Australia displayed the composure and assurance of world champions to chase down a target of 283 and advance to the final with a six-wicket victory over the West Indies in the seventh match of the tri-nation one-day international series at the Kensington Oval in Barbados on Tuesday.
Marlon Samuels’ first-ever hundred against Australia and a record-breaking partnership with Denesh Ramdin lifted the West Indies to a competitive 282-8 batting first.
Half-centuries by captain Steven Smith and all-rounder Mitchell Marsh, along with a quickfire unbeaten 46 from Glenn Maxwell, ensured that the target was reached with eight deliveries to spare.
Photo: AFP
The West Indies and South Africa are to meet in the last preliminary match tomorrow with the winners to face Australia in Sunday’s final.
Smith and Marsh steadied Australia’s effort following the loss of three early wickets with a 122-run fourth-wicket partnership that set the World Cup-holders back on course. However, when Smith was run out for 78 in the 42nd over, any hopes the West Indies had of claiming the victory that would have eliminated Australia were extinguished by Maxwell.
Displaying his full range of unorthodox shots, he crashed five fours and two sixes off just 26 deliveries to banish any lingering anxiety among his teammates in the dressing room. Marsh was left unbeaten on 79, his mature knock going a long way toward fulfilling a lot of the promise that has been expected of him in Australia’s middle order.
“Mitch played really well all the way through and Glenn was brilliant at the end there,” Smith said after the match. “We knew it was challenging target, but we always backed ourselves to get home.”

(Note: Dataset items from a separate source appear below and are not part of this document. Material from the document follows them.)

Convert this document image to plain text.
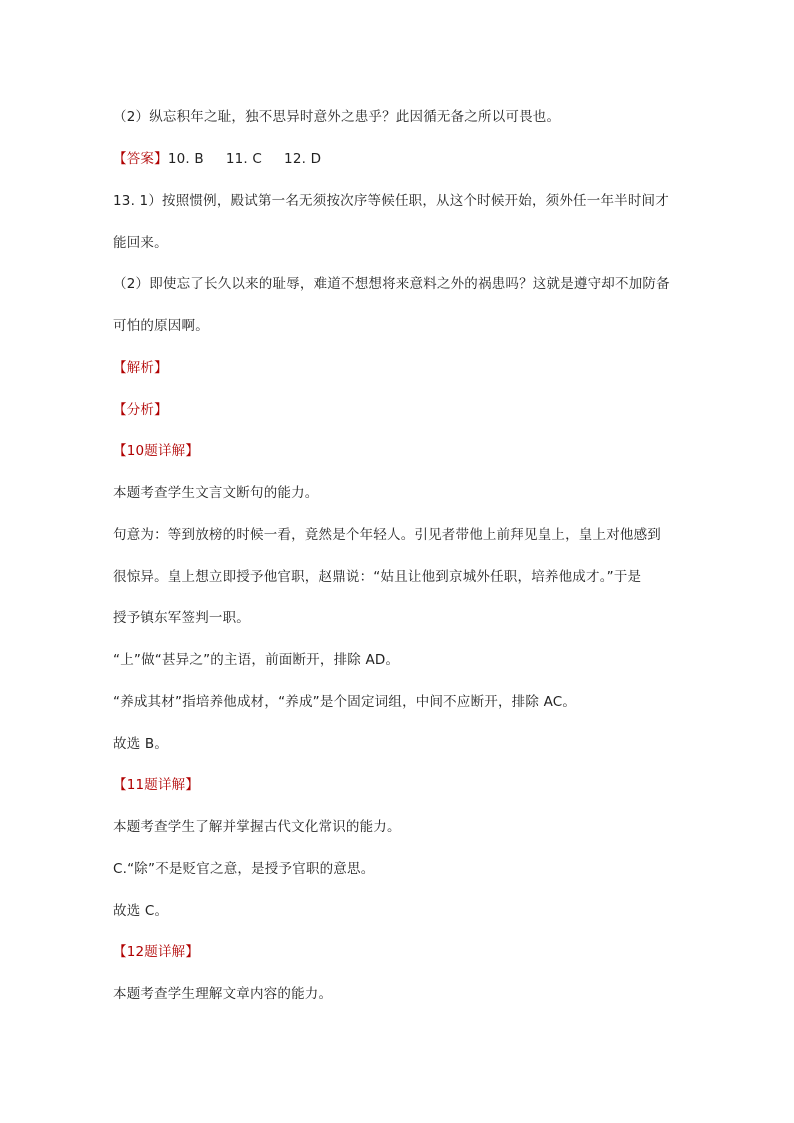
（2）纵忘积年之耻，独不思异时意外之患乎？此因循无备之所以可畏也。
【答案】10. B 11. C 12. D
13. 1）按照惯例，殿试第一名无须按次序等候任职，从这个时候开始，须外任一年半时间才
能回来。
（2）即使忘了长久以来的耻辱，难道不想想将来意料之外的祸患吗？这就是遵守却不加防备
可怕的原因啊。
【解析】
【分析】
【10题详解】
本题考查学生文言文断句的能力。
句意为：等到放榜的时候一看，竟然是个年轻人。引见者带他上前拜见皇上，皇上对他感到
很惊异。皇上想立即授予他官职，赵鼎说：“姑且让他到京城外任职，培养他成才。”于是
授予镇东军签判一职。
“上”做“甚异之”的主语，前面断开，排除 AD。
“养成其材”指培养他成材，“养成”是个固定词组，中间不应断开，排除 AC。
故选 B。
【11题详解】
本题考查学生了解并掌握古代文化常识的能力。
C.“除”不是贬官之意，是授予官职的意思。
故选 C。
【12题详解】
本题考查学生理解文章内容的能力。
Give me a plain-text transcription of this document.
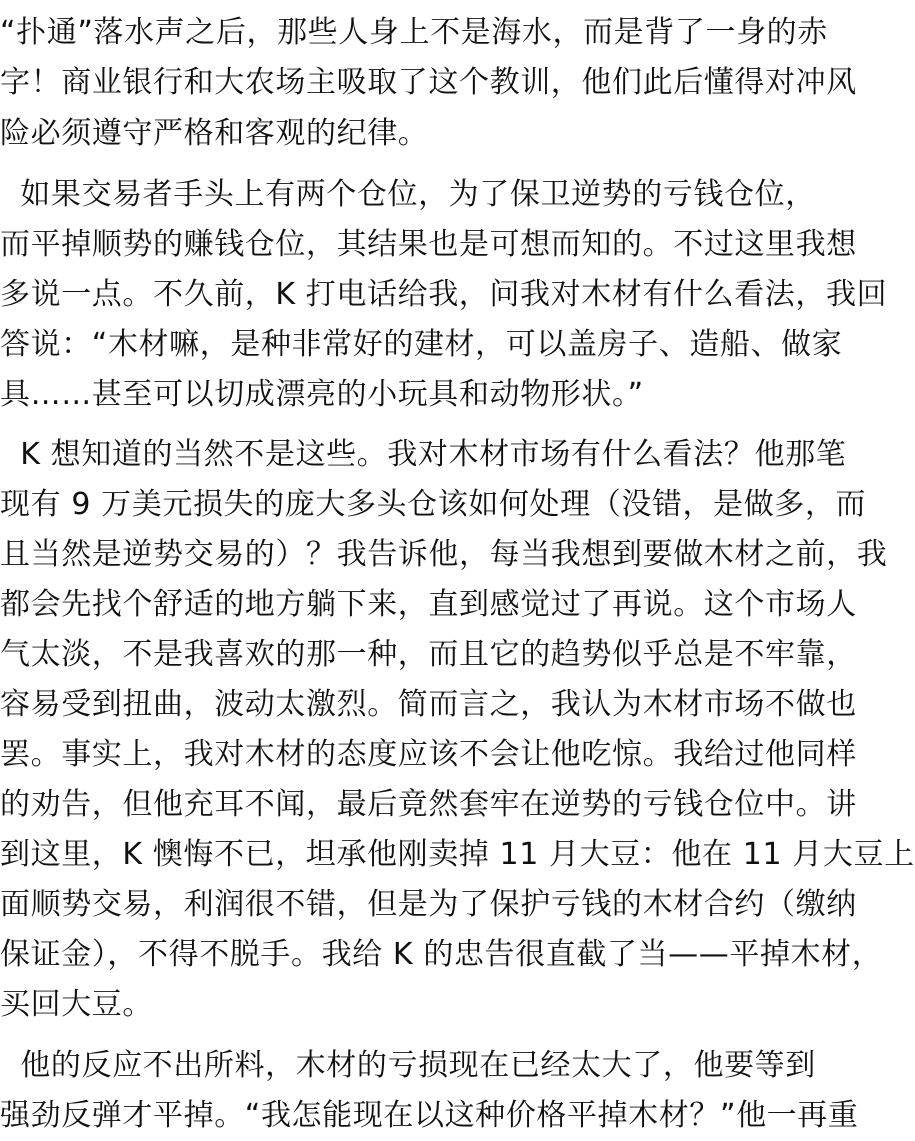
“扑通”落水声之后，那些人身上不是海水，而是背了一身的赤
字！商业银行和大农场主吸取了这个教训，他们此后懂得对冲风
险必须遵守严格和客观的纪律。
如果交易者手头上有两个仓位，为了保卫逆势的亏钱仓位，
而平掉顺势的赚钱仓位，其结果也是可想而知的。不过这里我想
多说一点。不久前，K 打电话给我，问我对木材有什么看法，我回
答说：“木材嘛，是种非常好的建材，可以盖房子、造船、做家
具……甚至可以切成漂亮的小玩具和动物形状。”
K 想知道的当然不是这些。我对木材市场有什么看法？他那笔
现有 9 万美元损失的庞大多头仓该如何处理（没错，是做多，而
且当然是逆势交易的）？我告诉他，每当我想到要做木材之前，我
都会先找个舒适的地方躺下来，直到感觉过了再说。这个市场人
气太淡，不是我喜欢的那一种，而且它的趋势似乎总是不牢靠，
容易受到扭曲，波动太激烈。简而言之，我认为木材市场不做也
罢。事实上，我对木材的态度应该不会让他吃惊。我给过他同样
的劝告，但他充耳不闻，最后竟然套牢在逆势的亏钱仓位中。讲
到这里，K 懊悔不已，坦承他刚卖掉 11 月大豆：他在 11 月大豆上
面顺势交易，利润很不错，但是为了保护亏钱的木材合约（缴纳
保证金），不得不脱手。我给 K 的忠告很直截了当——平掉木材，
买回大豆。
他的反应不出所料，木材的亏损现在已经太大了，他要等到
强劲反弹才平掉。“我怎能现在以这种价格平掉木材？”他一再重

It was a different story at the halfway point of the match following Samuels’ superb knock, an effort that earned him the Man of the Match award.
Dismissed off the last ball of the innings for 125, which included 14 fours and two sixes off 134 deliveries, Samuels’ 10th one-day hundred followed a match-winning 92 in the previous meeting between the two teams in St Kitts a week earlier. Amazingly, they were his first two scores over 50 in ODI cricket against Australia for more than 14 years.
Ramdin, who matched his senior partner shot-for-shot in an entertaining innings of 91, joined Samuels at the crease with the West Indies faltering at 31-3 in the ninth over after Smith had won the toss and chose to field.
They put on 192 for the fourth wicket, a new record for the West Indies against Australia, surpassing the mark of 149 set by Clive Lloyd and Rohan Kanhai in the inaugural World Cup final at Lord’s exactly 41 years earlier.
During the course of his innings, Samuels went past the landmark of 5,000 ODI runs, while Ramdin became the first West Indies wicketkeeper to reach the plateau of 2,000 runs in this format before Mitchell Starc broke the partnership by bowling Ramdin.
Two of the three sixes in his 92-ball innings were consecutive straight hits off Starc, the left-arm fast bowler finishing with figures of 3-51. He should have also claimed the wicket of Samuels, but wicketkeeper Matthew Wade failed to hold on to a chance offered when the Jamaican batsman was on 65.
Starc had dispatched openers Johnson Charles and Andre Fletcher, while Josh Hazlewood accounted for Darren Bravo via a diving slip catch by Smith within the first nine overs of the match.
“We put in a good effort, but being a bowler short for most of the innings cost us,” said West Indies captain Jason Holder, who could only deliver two overs before leaving the field with a leg injury. “We have to lift ourselves to face South Africa on Friday and I’m confident of us putting in a good effort.”